Where should observers, planners, and technologists focus next? First, measures of effectiveness during realistic, degraded-atmosphere tests matter. A system that works in a clear test range can still struggle in salt spray, dust, or sand-laden environments. Second, ship electrical architecture upgrades will be required if navies want high-power lasers to be more than episodic. Third, doctrine and rules of engagement for dazzlers versus hard-kill firing need to be codified because legal and collateral damage considerations differ between sensor defeat and structural destruction. Finally, the fleet must be resourced to sustain integration testing that pairs lasers with existing air and surface sensors so that automations can reliably hand off tracks under cluttered conditions.

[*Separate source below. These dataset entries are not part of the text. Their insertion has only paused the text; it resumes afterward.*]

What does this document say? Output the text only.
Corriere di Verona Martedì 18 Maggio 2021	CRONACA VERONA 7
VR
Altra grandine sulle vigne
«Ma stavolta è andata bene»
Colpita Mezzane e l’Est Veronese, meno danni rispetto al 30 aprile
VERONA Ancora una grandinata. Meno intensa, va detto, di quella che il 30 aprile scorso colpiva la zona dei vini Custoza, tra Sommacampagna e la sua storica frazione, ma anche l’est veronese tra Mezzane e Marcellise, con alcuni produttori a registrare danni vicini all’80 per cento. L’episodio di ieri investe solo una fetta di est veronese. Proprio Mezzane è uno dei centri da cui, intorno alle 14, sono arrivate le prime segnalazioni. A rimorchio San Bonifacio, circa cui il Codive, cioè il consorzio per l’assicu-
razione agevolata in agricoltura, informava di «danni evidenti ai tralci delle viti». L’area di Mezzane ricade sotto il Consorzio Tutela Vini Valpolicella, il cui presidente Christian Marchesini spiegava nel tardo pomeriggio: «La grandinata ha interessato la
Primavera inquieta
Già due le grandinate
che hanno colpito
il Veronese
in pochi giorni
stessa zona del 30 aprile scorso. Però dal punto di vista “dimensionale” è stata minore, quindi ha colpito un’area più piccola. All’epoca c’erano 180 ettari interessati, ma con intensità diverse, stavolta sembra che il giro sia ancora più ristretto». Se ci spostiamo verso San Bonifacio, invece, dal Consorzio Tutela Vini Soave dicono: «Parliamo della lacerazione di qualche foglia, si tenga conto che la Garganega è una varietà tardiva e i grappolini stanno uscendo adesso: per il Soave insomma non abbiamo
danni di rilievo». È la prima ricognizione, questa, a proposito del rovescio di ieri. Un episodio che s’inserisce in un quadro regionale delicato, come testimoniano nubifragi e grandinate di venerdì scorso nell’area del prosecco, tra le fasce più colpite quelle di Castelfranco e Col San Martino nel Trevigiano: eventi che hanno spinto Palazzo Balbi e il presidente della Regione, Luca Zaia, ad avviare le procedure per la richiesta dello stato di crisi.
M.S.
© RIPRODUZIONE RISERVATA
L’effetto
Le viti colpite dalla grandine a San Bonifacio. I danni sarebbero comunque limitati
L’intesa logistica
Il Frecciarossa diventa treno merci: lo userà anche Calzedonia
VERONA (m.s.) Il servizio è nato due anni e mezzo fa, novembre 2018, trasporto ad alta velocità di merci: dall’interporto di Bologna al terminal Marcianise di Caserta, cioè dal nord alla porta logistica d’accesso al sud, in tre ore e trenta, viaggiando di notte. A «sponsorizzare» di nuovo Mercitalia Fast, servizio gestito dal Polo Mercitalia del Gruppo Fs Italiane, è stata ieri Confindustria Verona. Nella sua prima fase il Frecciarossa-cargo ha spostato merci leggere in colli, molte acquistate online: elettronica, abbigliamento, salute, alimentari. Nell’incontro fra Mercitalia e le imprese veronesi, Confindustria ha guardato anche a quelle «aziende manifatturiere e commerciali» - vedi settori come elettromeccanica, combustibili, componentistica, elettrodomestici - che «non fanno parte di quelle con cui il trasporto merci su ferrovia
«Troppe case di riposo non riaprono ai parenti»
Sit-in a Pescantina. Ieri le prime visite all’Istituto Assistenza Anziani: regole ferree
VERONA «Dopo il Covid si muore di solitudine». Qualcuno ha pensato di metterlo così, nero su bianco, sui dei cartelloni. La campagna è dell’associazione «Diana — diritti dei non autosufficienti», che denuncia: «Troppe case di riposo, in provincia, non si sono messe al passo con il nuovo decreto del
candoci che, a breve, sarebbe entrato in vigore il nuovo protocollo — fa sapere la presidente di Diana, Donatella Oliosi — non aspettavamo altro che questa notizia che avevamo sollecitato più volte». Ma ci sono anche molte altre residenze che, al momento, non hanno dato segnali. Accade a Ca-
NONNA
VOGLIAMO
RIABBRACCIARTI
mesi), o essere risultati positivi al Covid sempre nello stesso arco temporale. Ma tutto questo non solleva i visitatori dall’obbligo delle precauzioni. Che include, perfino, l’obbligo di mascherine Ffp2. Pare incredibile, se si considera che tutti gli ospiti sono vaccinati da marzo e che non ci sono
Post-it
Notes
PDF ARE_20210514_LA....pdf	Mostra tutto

These are engineering and policy fixes; none are insurmountable, but all require sustained attention rather than one-off demonstrations.

In short, as of the available open-source test history the Navy has moved directed energy from curiosity to capability for counter-UAS missions. Demonstrations aboard Ponce, Dewey, Portland and the delivery of HELIOS hardware show forward progress on both dazzlers and hard-kill lasers. The technology is operationally relevant today for a specific envelope of threats, and it is maturing along a path that addresses the very real constraints of power, cooling and atmosphere. Expect directed energy to expand as one layer within a hybrid defensive architecture, with continued testing and shipboard integration the immediate priorities if the Navy intends to rely on lasers when magazine depth and cost exchange dominate the tactical calculus.